In recent years, we have experienced a sprawling, almost German-style debate about British identity and Europe. What is Britain? When was Britain? Does Britain still exist? Will Britain survive? Britain has been declared “dead” by Andrew Marr and “abolished” by Peter Hitchens. For decades, people have thought of Britain as a classic nation state. Now Norman Davies tells us that Britain was never a nation state. Anthony Barnett says that Britain was never a nation, although England was. But Roger Scruton, in his extraordinary book on England, informs us that England-which he thinks is also dead-was not a nation either, just a country, a land, home. One begins to long for the pellucid simplicities of the German debate about identity, with its elementary distinctions between Staatsvolk and Kulturvolk, and so on.
More prosaically, the answer to the question, “Is Britain European?” may be very different if given from what are now sometimes curiously called “the devolved territories,” of Scotland, Wales and Northern Ireland. Indeed, Anthony Barnett argues in his book This Time that British opposition to Europe is really English opposition to Europe.

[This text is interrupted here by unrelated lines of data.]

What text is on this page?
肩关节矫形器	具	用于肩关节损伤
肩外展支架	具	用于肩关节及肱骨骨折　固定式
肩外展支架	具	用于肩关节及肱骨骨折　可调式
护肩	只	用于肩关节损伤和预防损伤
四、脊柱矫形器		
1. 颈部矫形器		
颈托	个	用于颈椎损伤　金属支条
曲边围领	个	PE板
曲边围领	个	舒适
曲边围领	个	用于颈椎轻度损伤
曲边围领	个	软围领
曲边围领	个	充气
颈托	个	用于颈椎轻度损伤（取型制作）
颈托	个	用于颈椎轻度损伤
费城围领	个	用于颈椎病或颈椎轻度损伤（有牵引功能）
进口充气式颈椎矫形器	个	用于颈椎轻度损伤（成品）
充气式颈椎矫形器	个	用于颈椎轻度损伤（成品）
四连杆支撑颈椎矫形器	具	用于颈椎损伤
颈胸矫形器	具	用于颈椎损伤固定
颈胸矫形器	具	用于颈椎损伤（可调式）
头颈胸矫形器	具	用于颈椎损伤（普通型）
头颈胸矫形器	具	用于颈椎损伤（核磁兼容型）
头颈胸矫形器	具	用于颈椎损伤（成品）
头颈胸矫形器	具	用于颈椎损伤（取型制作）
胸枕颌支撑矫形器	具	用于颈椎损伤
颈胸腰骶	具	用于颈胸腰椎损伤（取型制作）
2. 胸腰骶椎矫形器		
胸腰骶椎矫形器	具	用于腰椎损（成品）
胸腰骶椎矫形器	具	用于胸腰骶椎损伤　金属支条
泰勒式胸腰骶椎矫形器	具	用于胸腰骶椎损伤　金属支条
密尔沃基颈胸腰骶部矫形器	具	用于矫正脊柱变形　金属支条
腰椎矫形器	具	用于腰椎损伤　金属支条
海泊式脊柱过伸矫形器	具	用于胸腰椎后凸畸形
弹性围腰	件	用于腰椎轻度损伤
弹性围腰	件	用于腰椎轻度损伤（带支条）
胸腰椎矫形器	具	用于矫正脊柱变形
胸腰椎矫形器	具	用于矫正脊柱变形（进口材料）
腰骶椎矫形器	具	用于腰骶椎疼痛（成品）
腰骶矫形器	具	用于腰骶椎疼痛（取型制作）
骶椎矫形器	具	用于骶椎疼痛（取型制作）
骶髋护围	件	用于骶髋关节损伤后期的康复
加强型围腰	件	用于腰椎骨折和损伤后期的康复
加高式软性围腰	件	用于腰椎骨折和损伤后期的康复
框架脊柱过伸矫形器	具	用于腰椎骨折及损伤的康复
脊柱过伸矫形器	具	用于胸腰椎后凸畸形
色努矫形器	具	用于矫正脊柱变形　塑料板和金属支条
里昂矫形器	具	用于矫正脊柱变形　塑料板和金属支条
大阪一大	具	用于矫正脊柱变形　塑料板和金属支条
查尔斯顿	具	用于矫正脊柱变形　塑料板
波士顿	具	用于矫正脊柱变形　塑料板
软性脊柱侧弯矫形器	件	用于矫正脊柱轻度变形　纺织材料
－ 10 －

For some, Britain can only be saved if we have more Europe; for others, England can only be saved if we have less. For both, though, the question is central. Hugo Young, in This Blessed Plot, says that the underlying question for the last 50 years has been “Could Britain… truly accept that her modern destiny was to be a European country?” But what does that mean? If the noun “Britain” is elusive, the adjective “European” is even more so. This is true in all European languages, but particularly in English.